Note from the publisher: If you're like many of us, you have been assailed by friends, family and members of your community as you have gone about your daily life for the past two weeks. “Was the horse drugged? Was it the cream?” I never thought I'd be discussing picograms at pickleball, but here we are. Sunday brought a new wave of texts and emails with the publication of an op/ed from the New York Times editorial board, and a devastating article in the New Yorker. People I haven't heard from in years sent me the latter, and as I asked others in the industry how they were explaining this to people, my friend Bob Duncan forwarded me his response to a friend. Bob is one of the smartest people I know, and for years has been an advocate for change in the way horses are handled in racing.

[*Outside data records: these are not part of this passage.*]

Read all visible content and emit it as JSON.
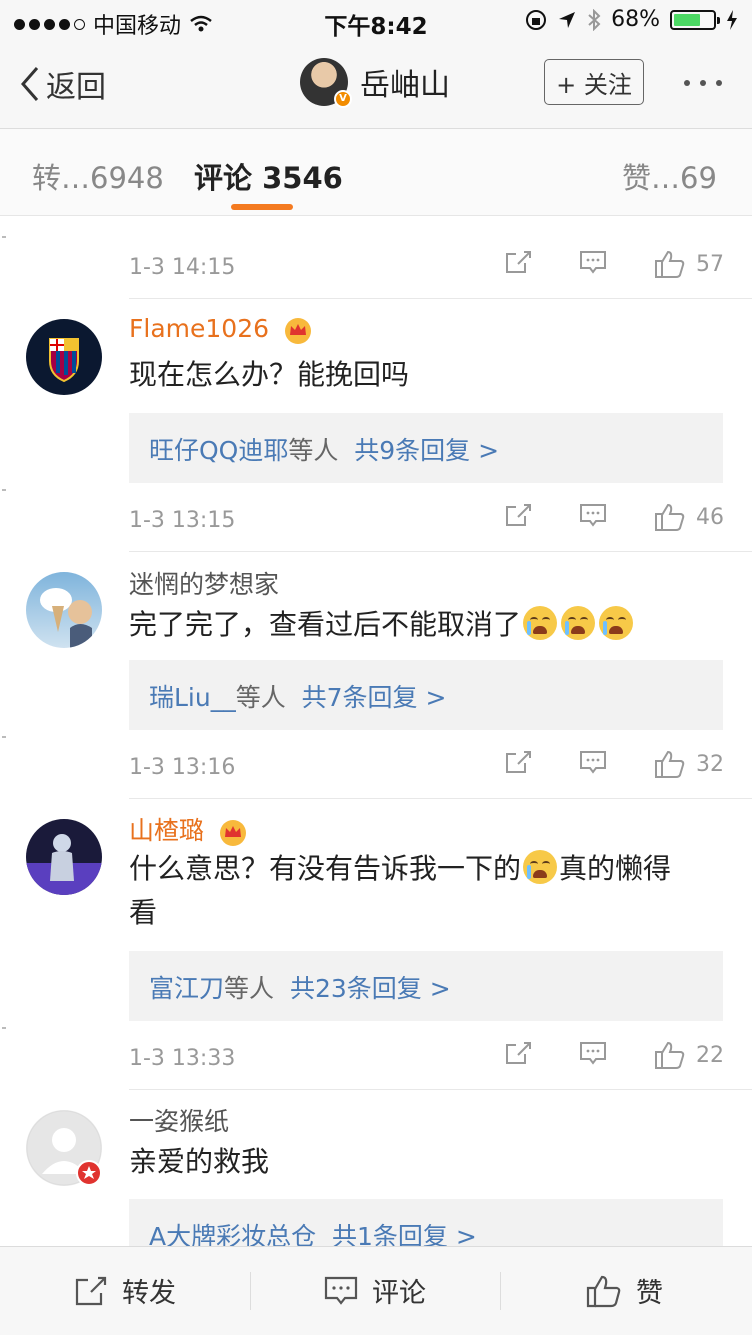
{
  "status_bar": {
    "carrier": "中国移动",
    "time": "下午8:42",
    "battery_pct": "68%",
    "battery_level": 0.68
  },
  "nav": {
    "back_label": "返回",
    "user_name": "岳岫山",
    "follow_label": "+ 关注"
  },
  "tabs": {
    "repost": "转…6948",
    "comment_label": "评论",
    "comment_count": "3546",
    "like": "赞…69"
  },
  "comments": [
    {
      "date": "1-3 14:15",
      "likes": "57"
    },
    {
      "user": "Flame1026",
      "text": "现在怎么办？能挽回吗",
      "reply_who": "旺仔QQ迪耶",
      "reply_plain": "等人",
      "reply_count": "共9条回复 >",
      "date": "1-3 13:15",
      "likes": "46"
    },
    {
      "user": "迷惘的梦想家",
      "text": "完了完了，查看过后不能取消了",
      "reply_who": "瑞Liu__",
      "reply_plain": "等人",
      "reply_count": "共7条回复 >",
      "date": "1-3 13:16",
      "likes": "32"
    },
    {
      "user": "山楂璐",
      "text_a": "什么意思？有没有告诉我一下的",
      "text_b": "真的懒得",
      "text_c": "看",
      "reply_who": "富江刀",
      "reply_plain": "等人",
      "reply_count": "共23条回复 >",
      "date": "1-3 13:33",
      "likes": "22"
    },
    {
      "user": "一姿猴纸",
      "text": "亲爱的救我",
      "reply_who": "A大牌彩妆总仓",
      "reply_count": "共1条回复 >"
    }
  ],
  "bottom_bar": {
    "repost": "转发",
    "comment": "评论",
    "like": "赞"
  },
  "colors": {
    "accent": "#f47a20",
    "vip_name": "#e8711d",
    "link": "#4a7ab5"
  }
}
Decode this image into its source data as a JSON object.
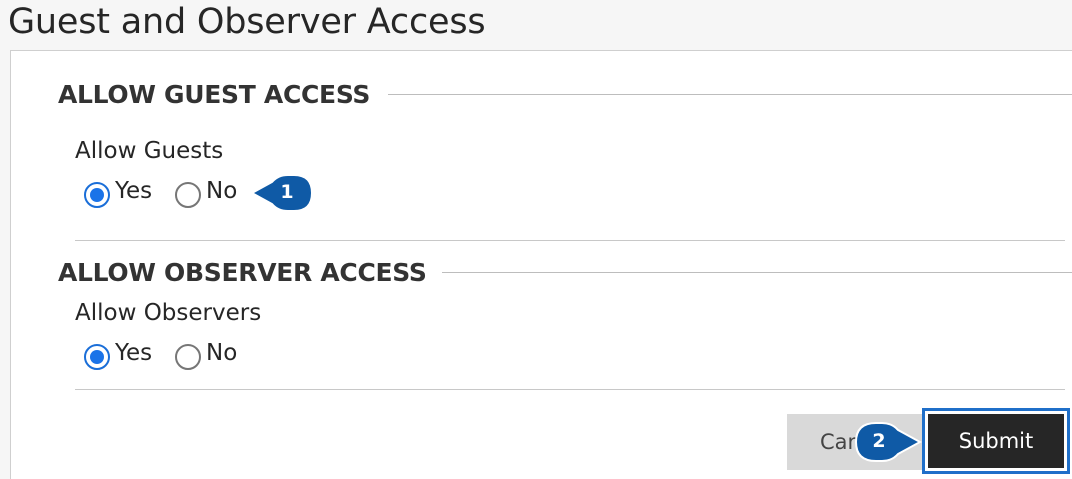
{
  "page": {
    "title": "Guest and Observer Access"
  },
  "guest_section": {
    "heading": "ALLOW GUEST ACCESS",
    "field_label": "Allow Guests",
    "options": [
      {
        "label": "Yes",
        "selected": true
      },
      {
        "label": "No",
        "selected": false
      }
    ]
  },
  "observer_section": {
    "heading": "ALLOW OBSERVER ACCESS",
    "field_label": "Allow Observers",
    "options": [
      {
        "label": "Yes",
        "selected": true
      },
      {
        "label": "No",
        "selected": false
      }
    ]
  },
  "actions": {
    "cancel_label": "Can",
    "submit_label": "Submit"
  },
  "callouts": [
    {
      "number": "1"
    },
    {
      "number": "2"
    }
  ],
  "colors": {
    "accent_blue": "#1a73e8",
    "callout_blue": "#0f5aa6",
    "submit_bg": "#262626"
  }
}
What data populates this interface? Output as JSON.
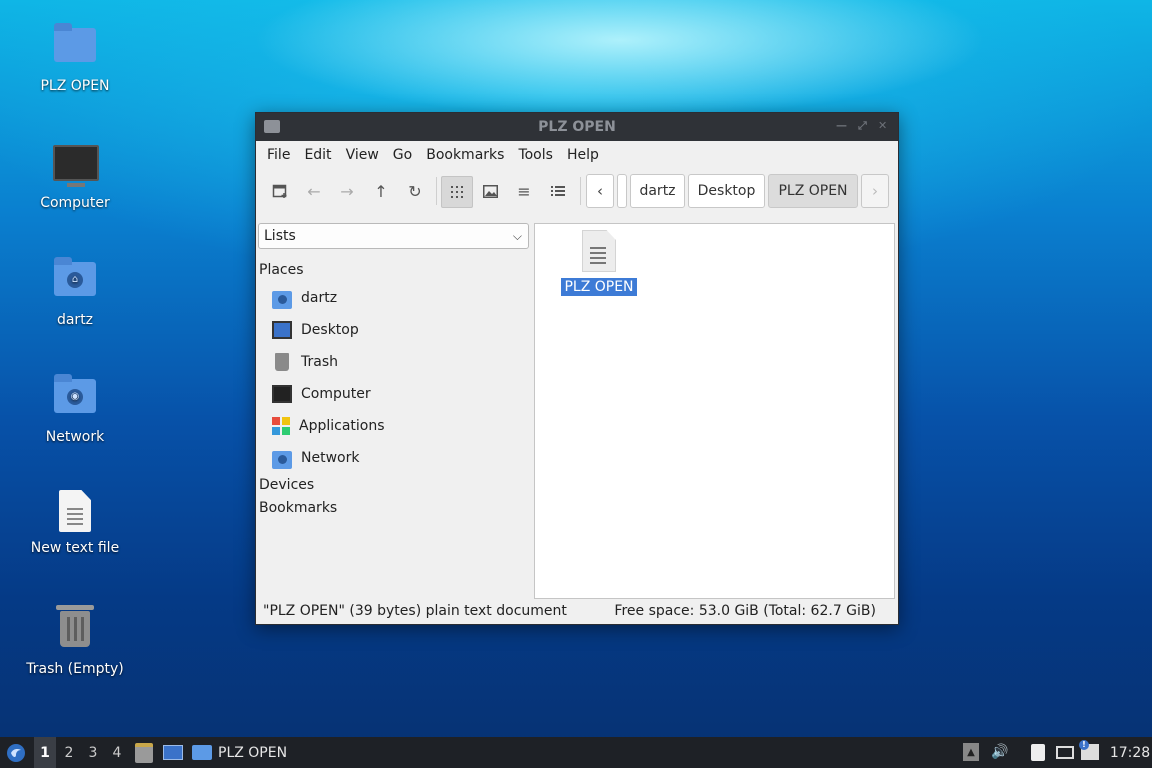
{
  "desktop": {
    "icons": [
      {
        "label": "PLZ OPEN",
        "icon": "folder-icon"
      },
      {
        "label": "Computer",
        "icon": "computer-icon"
      },
      {
        "label": "dartz",
        "icon": "home-folder-icon"
      },
      {
        "label": "Network",
        "icon": "network-folder-icon"
      },
      {
        "label": "New text file",
        "icon": "text-file-icon"
      },
      {
        "label": "Trash (Empty)",
        "icon": "trash-icon"
      }
    ]
  },
  "window": {
    "title": "PLZ OPEN",
    "menu": [
      "File",
      "Edit",
      "View",
      "Go",
      "Bookmarks",
      "Tools",
      "Help"
    ],
    "breadcrumbs": [
      "dartz",
      "Desktop",
      "PLZ OPEN"
    ],
    "sidebar": {
      "mode": "Lists",
      "places_header": "Places",
      "places": [
        {
          "label": "dartz",
          "icon": "home-folder-icon"
        },
        {
          "label": "Desktop",
          "icon": "desktop-icon"
        },
        {
          "label": "Trash",
          "icon": "trash-icon"
        },
        {
          "label": "Computer",
          "icon": "computer-icon"
        },
        {
          "label": "Applications",
          "icon": "applications-icon"
        },
        {
          "label": "Network",
          "icon": "network-icon"
        }
      ],
      "devices_header": "Devices",
      "bookmarks_header": "Bookmarks"
    },
    "files": [
      {
        "name": "PLZ OPEN",
        "icon": "text-file-icon",
        "selected": true
      }
    ],
    "status": {
      "left": "\"PLZ OPEN\" (39 bytes) plain text document",
      "right": "Free space: 53.0 GiB (Total: 62.7 GiB)"
    }
  },
  "taskbar": {
    "workspaces": [
      "1",
      "2",
      "3",
      "4"
    ],
    "active_workspace": "1",
    "task_label": "PLZ OPEN",
    "clock": "17:28"
  },
  "colors": {
    "selection": "#3d7bd6",
    "titlebar": "#2f3237",
    "taskbar": "#1e2126",
    "folder": "#5c9ae6"
  }
}
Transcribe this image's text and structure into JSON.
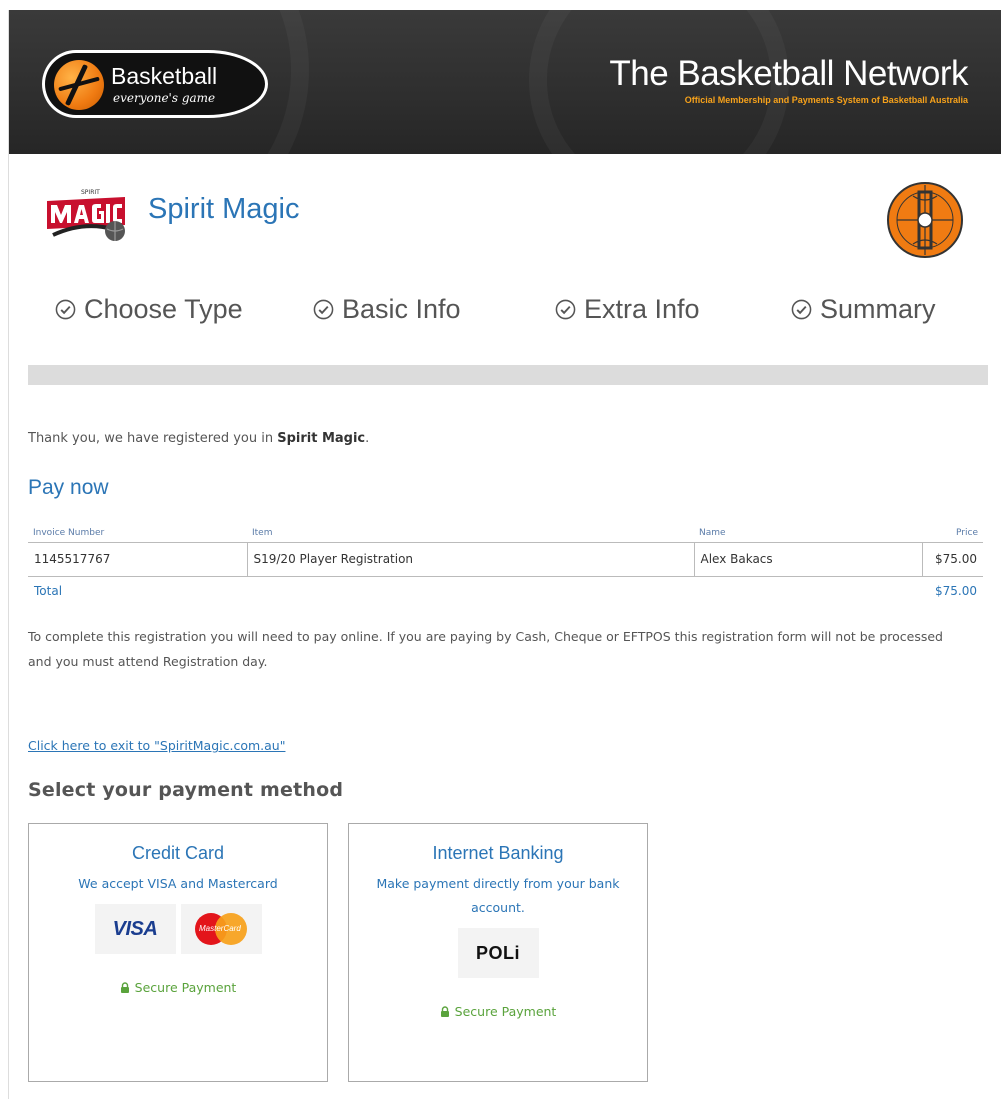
{
  "header": {
    "logo_word": "Basketball",
    "logo_tagline": "everyone's game",
    "network_title": "The Basketball Network",
    "network_subtitle": "Official Membership and Payments System of Basketball Australia"
  },
  "club": {
    "name": "Spirit Magic"
  },
  "steps": [
    {
      "label": "Choose Type"
    },
    {
      "label": "Basic Info"
    },
    {
      "label": "Extra Info"
    },
    {
      "label": "Summary"
    }
  ],
  "progress": {
    "percent": 100
  },
  "thanks": {
    "prefix": "Thank you, we have registered you in ",
    "club": "Spirit Magic",
    "suffix": "."
  },
  "pay_now_title": "Pay now",
  "invoice": {
    "headers": {
      "invoice_number": "Invoice Number",
      "item": "Item",
      "name": "Name",
      "price": "Price"
    },
    "rows": [
      {
        "invoice_number": "1145517767",
        "item": "S19/20 Player Registration",
        "name": "Alex Bakacs",
        "price": "$75.00"
      }
    ],
    "total_label": "Total",
    "total_value": "$75.00"
  },
  "notice": "To complete this registration you will need to pay online. If you are paying by Cash, Cheque or EFTPOS this registration form will not be processed and you must attend Registration day.",
  "exit_link": "Click here to exit to \"SpiritMagic.com.au\"",
  "payment": {
    "title": "Select your payment method",
    "credit_card": {
      "title": "Credit Card",
      "description": "We accept VISA and Mastercard",
      "visa": "VISA",
      "mastercard": "MasterCard",
      "secure": "Secure Payment"
    },
    "internet_banking": {
      "title": "Internet Banking",
      "description": "Make payment directly from your bank account.",
      "poli": "POLi",
      "secure": "Secure Payment"
    }
  },
  "colors": {
    "accent_blue": "#2b75b6",
    "secure_green": "#5aa33c",
    "header_dark": "#2e2e2e",
    "header_orange": "#f7a21b"
  }
}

As such, I thought his response was not only unique, but a perspective that should be shared. -Sue Finley

Our back is against the wall. How do you explain to people the relationship, the partnership that has evolved over thousands of years? Our relationship with the horse isn't about dominance and subjugation. It's about mutual understanding and cooperation. It's one of the purist symbiotic relationships on earth. It's about two species adapting to survive. Without each other it's conceivable neither would exist to this day. Is racing essential? Of course not. But think of what we lose by allowing these magnificent, majestic creatures to fade into extinction. We have lived, breathed and died alongside each other in service of our long-term survival. We live in an environment with the horse that places us in trust of our mutual existence. It's a bargain cast in deep and abiding love.
I guess it's inevitable, as the world “advances” to more high-tech, sanitized pleasures, that our relationship with these beings will seem trivial, possibly cruel and self-serving, but I feel blessed to have had the relationship, the knowing, including the scars of learning that brought me to realize what love truly is.